Among the onlookers is Quintus Slide who has come to enjoy the ordeal of his old enemy Phineas Finn; and for three days it does look bad for the defence in spite of the skill of the wily defence counsel, Mr Chaffanbrass, in disconcerting the prosecution witnesses. But the most effective defence of Finn has been done outside the court by friends determined to track down the actual murderer.

They discover that bad blood has existed between ponteen and the unspeakable Mr Emilius, whose alibi on the night of the murder they seek to disprove. Mme Goesler takes a train to Prague and discovers that Emilius had there had been a duplicate key to the front door of the north London lodging house in which he claims to have ' spent the night of the murder. When telegrams to announce this news are received in court, public opinion turns in favour of Finn but he still cannot be fully acquitted and cleared until the chance discovery by a child of the actual life-preserver or cosh that had been thrown into some shrubbery by the scene of the murder.

Although now revealed as entirely innocent, Finn yet feels resentful against those politicians and friends who, he believes, had once thought him guilty. 'I will give up my seat' he tells Mr Monk, the Liberal statesman. 'There may be and probably are men down at Tankerville who still think that I am guilty.' A new writ is moved for the borough. of Tankerville and within a fortnight of his release from prison. Finn ceases to be an MP. According to Trollope, every voter of Tankerville had indeed believed Finn guilty as soon as they heard of his commitment to trial. He was unpopular in the constituency because he would not distribute bribes.

When Finn is proved innocent, the people of Tankerville beg him not to resign as their member. When he persists, in his injured pride, in refusing to go north to visit Tankerville, they elect him in spite of himself, at no expense and without opposition. But at the end of Phineas Redux, the hero is still too sore at heart to accept political office, consoling himself instead with marriage to Mme Goesler.

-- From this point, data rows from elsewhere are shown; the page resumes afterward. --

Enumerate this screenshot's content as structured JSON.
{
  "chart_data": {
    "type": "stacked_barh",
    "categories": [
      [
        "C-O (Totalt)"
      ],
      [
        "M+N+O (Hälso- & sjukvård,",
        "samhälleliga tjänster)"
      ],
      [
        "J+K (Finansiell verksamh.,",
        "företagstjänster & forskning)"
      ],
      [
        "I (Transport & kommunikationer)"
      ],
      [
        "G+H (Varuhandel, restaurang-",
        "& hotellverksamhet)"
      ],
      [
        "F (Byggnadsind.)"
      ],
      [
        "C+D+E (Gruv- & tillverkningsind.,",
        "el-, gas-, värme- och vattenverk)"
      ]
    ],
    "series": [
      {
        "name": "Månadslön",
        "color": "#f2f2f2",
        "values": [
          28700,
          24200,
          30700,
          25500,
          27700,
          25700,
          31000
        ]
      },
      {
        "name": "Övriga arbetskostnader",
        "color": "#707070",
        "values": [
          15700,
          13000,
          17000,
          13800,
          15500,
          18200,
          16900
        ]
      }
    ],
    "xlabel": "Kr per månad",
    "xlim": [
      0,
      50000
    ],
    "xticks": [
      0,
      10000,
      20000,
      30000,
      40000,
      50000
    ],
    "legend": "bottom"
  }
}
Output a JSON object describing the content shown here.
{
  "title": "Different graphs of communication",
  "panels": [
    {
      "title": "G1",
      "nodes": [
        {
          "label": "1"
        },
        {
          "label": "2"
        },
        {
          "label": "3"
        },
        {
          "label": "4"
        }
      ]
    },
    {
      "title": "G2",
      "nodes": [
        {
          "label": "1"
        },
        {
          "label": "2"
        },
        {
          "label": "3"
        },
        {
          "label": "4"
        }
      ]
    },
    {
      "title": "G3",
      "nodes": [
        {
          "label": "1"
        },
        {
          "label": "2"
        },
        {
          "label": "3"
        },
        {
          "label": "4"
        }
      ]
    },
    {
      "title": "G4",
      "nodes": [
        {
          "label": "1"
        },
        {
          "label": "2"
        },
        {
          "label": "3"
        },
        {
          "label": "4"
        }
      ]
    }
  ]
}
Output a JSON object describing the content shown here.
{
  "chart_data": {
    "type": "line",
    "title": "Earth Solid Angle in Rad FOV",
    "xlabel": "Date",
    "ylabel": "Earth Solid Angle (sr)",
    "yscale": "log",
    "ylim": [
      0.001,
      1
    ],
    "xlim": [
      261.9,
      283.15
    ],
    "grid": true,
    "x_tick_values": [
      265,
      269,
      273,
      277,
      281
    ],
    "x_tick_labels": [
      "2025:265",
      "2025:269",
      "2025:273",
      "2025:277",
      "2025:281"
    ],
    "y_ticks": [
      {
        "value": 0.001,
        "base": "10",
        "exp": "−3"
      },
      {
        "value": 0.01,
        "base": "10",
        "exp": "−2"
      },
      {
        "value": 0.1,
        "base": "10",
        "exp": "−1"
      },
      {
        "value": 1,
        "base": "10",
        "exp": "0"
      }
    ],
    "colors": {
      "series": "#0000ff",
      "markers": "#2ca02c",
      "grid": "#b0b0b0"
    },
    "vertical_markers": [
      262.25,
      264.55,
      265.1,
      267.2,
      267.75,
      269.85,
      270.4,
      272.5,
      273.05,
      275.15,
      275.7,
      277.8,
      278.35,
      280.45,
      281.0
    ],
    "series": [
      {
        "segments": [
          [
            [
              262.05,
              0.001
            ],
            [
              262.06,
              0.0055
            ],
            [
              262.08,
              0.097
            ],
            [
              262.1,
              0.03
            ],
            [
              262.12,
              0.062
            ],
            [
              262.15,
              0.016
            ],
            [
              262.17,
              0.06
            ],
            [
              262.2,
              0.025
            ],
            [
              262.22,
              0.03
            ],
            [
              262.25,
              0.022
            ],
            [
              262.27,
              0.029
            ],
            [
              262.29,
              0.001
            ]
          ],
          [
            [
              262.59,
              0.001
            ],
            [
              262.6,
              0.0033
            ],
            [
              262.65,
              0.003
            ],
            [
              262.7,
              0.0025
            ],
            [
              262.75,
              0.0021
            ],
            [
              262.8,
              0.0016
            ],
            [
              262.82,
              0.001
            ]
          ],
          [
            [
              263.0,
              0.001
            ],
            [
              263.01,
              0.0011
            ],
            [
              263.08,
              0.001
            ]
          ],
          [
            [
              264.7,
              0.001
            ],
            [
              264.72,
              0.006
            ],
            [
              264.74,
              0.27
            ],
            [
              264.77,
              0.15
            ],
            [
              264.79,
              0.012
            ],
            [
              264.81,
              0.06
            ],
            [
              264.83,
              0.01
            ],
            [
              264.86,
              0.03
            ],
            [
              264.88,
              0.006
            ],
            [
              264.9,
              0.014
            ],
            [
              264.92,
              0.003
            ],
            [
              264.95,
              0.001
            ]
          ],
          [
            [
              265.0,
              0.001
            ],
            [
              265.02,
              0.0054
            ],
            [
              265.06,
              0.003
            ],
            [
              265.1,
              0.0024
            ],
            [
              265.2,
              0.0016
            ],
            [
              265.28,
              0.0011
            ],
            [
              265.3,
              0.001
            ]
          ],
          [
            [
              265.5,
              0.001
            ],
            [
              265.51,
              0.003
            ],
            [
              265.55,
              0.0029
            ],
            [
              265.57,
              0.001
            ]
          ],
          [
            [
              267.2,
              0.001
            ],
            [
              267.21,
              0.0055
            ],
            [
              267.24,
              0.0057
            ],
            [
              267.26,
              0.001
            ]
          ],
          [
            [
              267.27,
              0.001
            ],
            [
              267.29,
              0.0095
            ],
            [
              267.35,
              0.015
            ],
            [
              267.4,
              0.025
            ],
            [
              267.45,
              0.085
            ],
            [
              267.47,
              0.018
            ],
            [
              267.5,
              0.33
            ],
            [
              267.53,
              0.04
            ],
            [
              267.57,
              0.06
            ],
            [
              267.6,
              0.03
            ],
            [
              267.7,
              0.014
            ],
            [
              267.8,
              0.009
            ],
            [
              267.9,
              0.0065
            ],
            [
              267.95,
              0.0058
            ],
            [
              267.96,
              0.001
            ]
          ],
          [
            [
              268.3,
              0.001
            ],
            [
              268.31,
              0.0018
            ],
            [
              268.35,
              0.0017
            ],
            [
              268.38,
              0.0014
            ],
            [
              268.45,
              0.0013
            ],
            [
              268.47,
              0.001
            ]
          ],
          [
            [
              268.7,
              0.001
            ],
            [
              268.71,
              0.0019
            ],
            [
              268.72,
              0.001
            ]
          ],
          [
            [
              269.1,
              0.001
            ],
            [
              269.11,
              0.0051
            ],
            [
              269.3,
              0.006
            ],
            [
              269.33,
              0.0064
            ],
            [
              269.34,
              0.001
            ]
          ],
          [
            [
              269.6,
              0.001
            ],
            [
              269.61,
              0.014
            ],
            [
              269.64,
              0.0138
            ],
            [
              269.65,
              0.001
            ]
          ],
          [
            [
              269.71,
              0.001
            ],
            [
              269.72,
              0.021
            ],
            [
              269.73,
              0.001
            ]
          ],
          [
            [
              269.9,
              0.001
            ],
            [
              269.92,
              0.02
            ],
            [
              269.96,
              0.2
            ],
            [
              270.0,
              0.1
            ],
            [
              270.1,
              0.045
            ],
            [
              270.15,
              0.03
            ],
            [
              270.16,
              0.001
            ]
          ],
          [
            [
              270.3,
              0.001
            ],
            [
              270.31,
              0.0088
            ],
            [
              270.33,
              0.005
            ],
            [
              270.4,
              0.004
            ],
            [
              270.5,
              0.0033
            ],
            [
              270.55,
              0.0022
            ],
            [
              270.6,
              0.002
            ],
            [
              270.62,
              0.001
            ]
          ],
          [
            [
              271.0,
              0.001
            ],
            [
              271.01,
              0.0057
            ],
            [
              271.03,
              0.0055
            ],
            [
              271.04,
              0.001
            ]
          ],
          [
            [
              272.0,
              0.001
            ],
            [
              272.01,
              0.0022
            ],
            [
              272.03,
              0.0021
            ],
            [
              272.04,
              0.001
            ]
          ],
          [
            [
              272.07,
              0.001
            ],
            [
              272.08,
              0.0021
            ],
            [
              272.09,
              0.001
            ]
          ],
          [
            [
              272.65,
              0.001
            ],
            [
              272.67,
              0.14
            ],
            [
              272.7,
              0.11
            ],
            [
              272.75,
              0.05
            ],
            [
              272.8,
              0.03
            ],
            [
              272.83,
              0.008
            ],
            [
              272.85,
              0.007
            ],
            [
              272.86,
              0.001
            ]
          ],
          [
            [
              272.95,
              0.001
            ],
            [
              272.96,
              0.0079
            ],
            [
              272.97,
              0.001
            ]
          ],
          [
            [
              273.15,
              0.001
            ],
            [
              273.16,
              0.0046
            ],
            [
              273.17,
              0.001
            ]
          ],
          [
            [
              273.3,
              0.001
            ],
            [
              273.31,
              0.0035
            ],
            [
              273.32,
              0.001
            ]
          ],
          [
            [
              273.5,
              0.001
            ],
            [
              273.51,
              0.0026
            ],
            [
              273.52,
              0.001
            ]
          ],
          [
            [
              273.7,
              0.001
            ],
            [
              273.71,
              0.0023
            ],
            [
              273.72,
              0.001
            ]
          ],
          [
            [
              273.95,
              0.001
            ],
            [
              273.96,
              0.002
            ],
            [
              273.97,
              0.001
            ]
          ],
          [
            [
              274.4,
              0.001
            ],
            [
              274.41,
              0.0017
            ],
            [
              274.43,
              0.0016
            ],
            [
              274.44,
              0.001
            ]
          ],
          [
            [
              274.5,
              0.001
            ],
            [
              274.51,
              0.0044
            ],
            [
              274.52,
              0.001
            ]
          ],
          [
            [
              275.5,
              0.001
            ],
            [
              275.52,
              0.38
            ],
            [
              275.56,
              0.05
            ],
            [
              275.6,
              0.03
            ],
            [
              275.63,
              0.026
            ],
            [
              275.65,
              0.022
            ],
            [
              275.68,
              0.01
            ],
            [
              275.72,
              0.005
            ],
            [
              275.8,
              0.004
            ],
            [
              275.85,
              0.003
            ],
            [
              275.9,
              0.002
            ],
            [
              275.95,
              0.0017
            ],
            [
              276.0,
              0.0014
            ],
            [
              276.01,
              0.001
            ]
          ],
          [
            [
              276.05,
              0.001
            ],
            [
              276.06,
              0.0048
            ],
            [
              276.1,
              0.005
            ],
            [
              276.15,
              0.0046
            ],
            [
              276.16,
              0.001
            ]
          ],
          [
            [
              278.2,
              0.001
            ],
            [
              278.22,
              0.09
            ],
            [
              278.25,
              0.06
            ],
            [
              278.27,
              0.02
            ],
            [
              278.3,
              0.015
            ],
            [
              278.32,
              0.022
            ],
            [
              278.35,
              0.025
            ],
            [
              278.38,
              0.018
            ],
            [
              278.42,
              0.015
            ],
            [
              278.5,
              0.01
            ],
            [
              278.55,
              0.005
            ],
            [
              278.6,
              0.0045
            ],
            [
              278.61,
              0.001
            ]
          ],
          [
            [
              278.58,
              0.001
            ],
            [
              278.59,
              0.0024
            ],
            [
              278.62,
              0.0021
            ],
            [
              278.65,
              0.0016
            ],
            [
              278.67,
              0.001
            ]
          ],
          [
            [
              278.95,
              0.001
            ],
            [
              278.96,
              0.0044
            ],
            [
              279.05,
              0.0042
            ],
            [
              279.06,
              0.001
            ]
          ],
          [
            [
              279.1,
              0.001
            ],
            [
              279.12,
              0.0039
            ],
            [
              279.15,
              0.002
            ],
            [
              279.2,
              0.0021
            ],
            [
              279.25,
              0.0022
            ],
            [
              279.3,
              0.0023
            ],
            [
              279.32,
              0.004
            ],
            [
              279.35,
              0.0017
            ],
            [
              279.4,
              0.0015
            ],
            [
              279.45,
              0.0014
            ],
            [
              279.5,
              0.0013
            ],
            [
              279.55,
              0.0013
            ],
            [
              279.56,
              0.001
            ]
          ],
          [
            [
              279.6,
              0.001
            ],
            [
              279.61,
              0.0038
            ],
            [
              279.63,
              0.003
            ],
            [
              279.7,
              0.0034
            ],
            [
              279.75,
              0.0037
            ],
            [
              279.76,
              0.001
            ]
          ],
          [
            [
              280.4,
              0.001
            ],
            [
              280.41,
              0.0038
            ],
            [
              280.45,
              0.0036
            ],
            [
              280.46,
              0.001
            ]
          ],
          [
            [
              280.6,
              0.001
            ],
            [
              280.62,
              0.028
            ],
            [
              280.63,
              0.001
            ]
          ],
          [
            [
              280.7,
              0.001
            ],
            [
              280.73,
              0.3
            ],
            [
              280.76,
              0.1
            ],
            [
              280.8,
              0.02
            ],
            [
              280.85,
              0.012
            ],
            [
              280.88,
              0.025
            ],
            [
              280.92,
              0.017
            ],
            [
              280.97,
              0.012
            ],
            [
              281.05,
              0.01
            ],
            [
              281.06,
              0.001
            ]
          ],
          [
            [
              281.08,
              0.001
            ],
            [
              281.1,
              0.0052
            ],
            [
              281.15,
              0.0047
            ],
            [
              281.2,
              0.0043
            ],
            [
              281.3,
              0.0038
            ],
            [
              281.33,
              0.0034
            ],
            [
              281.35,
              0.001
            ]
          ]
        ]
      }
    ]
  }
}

In the next and fifth of the Palliser novels The Prime Minister, Phineas Finn has forgotten his grievance and turned into an elder statesman, with none of his former Irish recklessness. He and his adoring wife are still firm friends of the Pallisers, now Duke and Duchess of Omnium. When the Omniums are talking about the appointments to the new Liberal government, the Duke says: 'I have done as you asked about a friend of yours' . . .

'What friend?'

'Mr Finn is to go to Ireland'.

'You don't mean as Chief Secretary?' 'Yes, I do. He certainly couldn't go as Lord Lieutenant.'

The Duchess's pleasure at Phineas Finn's success is marred by a sudden anxiety: 'Poor Phineas! I hope they won't murder him, or anything of that kind. They do murder people. you know, sometimes'. The Irish do not succeed in murdering Finn; but that was a hundred years ago. when they lacked our modern technology.